The Kern Environmental Education Program (KEEP), opened in 1968, provides a five-day residential environmental education program for Kern County’s fifth and sixth grade students. Operated by the Kern County Superintendent of Schools Office, KEEP's two campuses serve over 7,000 students each year. This means ALL children. Besides fifth and sixth graders, KEEP staff host and serve the visually and orthopedically handicapped, deaf and hard-of-hearing as well as children and adults with mental disabilities.
(Watersheds, erosion, transportation, sedimentation and Beach Keepers at the dunes and sandy beach ecosystems)
During Watershed Day, students will spend most of their time at the Oceano dunes and sandy beach. On campus, students engage with a watershed model exploring what a watershed is and how watersheds contribute to creating beaches. At the dunes and beach students compare and contrast the model with the watershed visible before them. Students also engage in sand exploration, beach discovery activities, and have the unique opportunity to participate in an international citizen science project called Beach Keepers.
Woodland Discovery Day–mysteries of the oak forest
(The process of decomposition, soil study, and symbiotic relationships in the oak woodlands on campus)
During Woodland Discovery Day, students will explore the oak woodlands surrounding the KEEP By The Sea campus with a focus on symbiotic relationships and how decomposition plays a part in the carbon cycle. Students engage in a lichen investigation and learn about the mutually beneficial relationship between algae and fungus. Students also discover various decomposers and their important role in the ecosystem.

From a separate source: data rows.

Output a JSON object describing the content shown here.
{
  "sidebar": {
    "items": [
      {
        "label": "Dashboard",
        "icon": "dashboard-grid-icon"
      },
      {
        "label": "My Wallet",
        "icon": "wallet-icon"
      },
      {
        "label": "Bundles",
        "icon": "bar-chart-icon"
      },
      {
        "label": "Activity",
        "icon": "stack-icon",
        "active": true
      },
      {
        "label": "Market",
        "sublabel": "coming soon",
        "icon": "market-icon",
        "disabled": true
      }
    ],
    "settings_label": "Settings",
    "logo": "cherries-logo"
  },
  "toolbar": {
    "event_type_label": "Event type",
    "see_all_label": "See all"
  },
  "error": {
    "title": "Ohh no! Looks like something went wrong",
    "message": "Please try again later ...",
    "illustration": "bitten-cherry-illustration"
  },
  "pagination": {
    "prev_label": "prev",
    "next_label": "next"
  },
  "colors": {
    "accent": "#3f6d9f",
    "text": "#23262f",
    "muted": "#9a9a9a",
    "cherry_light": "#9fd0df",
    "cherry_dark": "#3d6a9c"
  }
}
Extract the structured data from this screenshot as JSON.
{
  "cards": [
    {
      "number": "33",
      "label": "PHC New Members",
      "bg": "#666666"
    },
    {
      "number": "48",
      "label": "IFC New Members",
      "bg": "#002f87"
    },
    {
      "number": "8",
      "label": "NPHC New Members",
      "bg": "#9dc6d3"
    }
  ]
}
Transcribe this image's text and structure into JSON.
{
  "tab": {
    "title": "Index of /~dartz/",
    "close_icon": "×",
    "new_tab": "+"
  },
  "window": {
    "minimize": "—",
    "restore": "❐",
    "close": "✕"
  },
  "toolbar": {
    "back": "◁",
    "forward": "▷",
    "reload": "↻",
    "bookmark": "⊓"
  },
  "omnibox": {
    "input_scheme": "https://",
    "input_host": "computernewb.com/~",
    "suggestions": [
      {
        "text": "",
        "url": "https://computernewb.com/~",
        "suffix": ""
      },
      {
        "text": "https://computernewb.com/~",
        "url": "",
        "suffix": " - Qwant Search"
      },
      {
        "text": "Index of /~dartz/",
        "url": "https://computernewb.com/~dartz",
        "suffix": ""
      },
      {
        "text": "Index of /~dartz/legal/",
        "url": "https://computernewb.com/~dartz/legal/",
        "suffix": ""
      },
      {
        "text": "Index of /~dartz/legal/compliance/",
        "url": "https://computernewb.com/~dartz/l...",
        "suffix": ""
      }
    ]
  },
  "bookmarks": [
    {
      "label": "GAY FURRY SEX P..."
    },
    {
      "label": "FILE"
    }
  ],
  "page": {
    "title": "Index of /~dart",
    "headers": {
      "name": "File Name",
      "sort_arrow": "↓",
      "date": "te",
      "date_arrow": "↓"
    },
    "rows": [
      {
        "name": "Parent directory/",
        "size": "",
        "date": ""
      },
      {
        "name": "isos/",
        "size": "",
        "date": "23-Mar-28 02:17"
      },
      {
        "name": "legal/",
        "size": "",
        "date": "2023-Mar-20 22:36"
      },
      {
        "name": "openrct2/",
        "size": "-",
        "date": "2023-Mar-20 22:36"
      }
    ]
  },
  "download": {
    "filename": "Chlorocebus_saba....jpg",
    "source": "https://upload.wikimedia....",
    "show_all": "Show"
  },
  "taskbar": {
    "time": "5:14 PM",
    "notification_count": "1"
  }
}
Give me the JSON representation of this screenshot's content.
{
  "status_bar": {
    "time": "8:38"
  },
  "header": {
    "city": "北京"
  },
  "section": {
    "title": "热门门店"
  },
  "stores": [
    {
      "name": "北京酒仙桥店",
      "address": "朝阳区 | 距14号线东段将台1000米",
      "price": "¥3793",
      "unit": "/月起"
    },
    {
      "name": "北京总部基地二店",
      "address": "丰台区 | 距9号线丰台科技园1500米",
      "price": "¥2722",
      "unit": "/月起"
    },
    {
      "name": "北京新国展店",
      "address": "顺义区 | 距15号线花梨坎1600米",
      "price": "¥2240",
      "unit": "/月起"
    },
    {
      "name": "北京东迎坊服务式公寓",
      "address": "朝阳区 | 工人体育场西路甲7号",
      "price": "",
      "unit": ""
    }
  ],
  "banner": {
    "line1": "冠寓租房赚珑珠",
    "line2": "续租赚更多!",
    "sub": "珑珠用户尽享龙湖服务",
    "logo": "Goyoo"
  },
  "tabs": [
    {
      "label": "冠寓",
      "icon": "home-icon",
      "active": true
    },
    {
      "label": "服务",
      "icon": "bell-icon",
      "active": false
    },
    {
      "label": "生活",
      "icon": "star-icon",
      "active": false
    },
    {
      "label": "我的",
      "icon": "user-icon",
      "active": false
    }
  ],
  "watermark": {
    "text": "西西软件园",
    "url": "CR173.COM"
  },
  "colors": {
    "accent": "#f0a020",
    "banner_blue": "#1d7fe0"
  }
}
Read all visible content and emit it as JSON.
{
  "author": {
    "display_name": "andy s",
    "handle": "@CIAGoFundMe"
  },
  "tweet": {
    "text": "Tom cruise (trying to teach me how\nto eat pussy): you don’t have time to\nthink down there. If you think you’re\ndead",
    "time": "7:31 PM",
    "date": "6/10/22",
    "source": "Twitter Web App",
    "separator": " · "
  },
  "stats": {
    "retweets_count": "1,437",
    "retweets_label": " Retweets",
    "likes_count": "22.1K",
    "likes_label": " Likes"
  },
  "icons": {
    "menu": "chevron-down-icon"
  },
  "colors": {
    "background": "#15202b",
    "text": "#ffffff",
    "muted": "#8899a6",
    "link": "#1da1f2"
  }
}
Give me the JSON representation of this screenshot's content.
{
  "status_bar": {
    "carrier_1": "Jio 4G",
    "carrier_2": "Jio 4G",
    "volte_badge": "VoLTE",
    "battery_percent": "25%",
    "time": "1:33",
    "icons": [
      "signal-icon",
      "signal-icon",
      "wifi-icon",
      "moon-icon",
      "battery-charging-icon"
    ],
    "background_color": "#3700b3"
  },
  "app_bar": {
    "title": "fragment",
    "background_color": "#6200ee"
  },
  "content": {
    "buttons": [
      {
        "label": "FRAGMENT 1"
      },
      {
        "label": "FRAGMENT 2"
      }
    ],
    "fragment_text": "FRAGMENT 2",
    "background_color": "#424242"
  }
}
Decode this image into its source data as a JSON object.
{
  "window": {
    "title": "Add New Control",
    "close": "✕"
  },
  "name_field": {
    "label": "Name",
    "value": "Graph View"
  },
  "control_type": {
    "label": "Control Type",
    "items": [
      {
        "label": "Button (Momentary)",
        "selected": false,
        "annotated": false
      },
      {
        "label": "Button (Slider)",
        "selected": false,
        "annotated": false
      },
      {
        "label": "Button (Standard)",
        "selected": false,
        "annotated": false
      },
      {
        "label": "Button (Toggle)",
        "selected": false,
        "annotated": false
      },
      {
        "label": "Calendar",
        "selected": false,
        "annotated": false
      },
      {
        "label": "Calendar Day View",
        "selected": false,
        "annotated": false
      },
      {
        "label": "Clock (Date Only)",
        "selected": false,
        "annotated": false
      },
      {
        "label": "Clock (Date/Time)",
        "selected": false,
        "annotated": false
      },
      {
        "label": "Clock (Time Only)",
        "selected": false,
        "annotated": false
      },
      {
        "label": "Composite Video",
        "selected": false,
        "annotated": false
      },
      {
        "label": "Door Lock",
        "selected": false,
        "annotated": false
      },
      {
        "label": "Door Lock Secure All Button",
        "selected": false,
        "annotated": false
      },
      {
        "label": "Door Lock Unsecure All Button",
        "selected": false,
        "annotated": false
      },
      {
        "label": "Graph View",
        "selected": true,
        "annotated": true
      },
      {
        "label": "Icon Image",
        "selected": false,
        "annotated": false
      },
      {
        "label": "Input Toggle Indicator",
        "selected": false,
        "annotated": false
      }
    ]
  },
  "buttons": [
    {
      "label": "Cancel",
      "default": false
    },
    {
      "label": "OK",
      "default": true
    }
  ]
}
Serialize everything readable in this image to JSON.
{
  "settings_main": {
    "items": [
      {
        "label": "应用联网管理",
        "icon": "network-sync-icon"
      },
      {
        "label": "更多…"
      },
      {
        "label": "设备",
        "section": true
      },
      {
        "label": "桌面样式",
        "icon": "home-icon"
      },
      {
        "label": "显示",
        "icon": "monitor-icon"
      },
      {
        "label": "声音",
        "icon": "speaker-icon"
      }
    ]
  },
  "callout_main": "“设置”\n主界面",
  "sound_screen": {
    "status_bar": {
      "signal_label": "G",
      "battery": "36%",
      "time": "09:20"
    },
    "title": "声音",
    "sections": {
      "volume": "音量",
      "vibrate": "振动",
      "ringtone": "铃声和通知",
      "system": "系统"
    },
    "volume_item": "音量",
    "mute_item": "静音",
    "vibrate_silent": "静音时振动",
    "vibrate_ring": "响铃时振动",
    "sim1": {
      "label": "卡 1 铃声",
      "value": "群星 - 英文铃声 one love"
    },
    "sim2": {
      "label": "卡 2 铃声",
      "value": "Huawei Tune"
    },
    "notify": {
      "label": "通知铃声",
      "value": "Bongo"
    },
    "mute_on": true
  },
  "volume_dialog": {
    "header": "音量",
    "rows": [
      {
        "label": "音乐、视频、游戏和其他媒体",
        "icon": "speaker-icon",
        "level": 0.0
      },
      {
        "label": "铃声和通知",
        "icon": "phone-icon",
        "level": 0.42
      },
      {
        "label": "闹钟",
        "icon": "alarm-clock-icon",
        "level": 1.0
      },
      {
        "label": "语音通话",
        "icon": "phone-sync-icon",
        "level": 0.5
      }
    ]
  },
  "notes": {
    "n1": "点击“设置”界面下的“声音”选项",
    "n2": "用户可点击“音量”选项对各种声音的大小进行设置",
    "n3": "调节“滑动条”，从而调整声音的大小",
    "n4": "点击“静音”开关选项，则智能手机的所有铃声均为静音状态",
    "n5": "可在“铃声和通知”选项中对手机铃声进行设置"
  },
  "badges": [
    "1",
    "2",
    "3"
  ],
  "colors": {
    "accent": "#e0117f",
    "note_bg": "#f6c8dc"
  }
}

Finally, students will study in-depth decomposition using microscopes in the Learning Center.
Using these scientific practices, students will discover the biotic (living) and abiotic (nonliving) factors of each ecosystem, the survival strategies (adaptations) of plants and animals, the nutrient and energy cycles within an ecosystem, and the interdependent relationships that are necessary for all living things to survive. The ecosystems students will explore at KEEP By The Sea are described below. Students are free to take photos of any plants and animals they see, and they will also record memories in their field journals and their minds.
As students climb the coastal mountains through the chaparral ecosystem they will study geology and plant adaptations. Many reptiles, birds, and mammals are regularly seen in the chaparral. Climbing to the top of these mountains and seeing the spectacular views of the Pacific Ocean and the coastline stretching below them gives the students a sense of accomplishment not felt in traditional educational settings.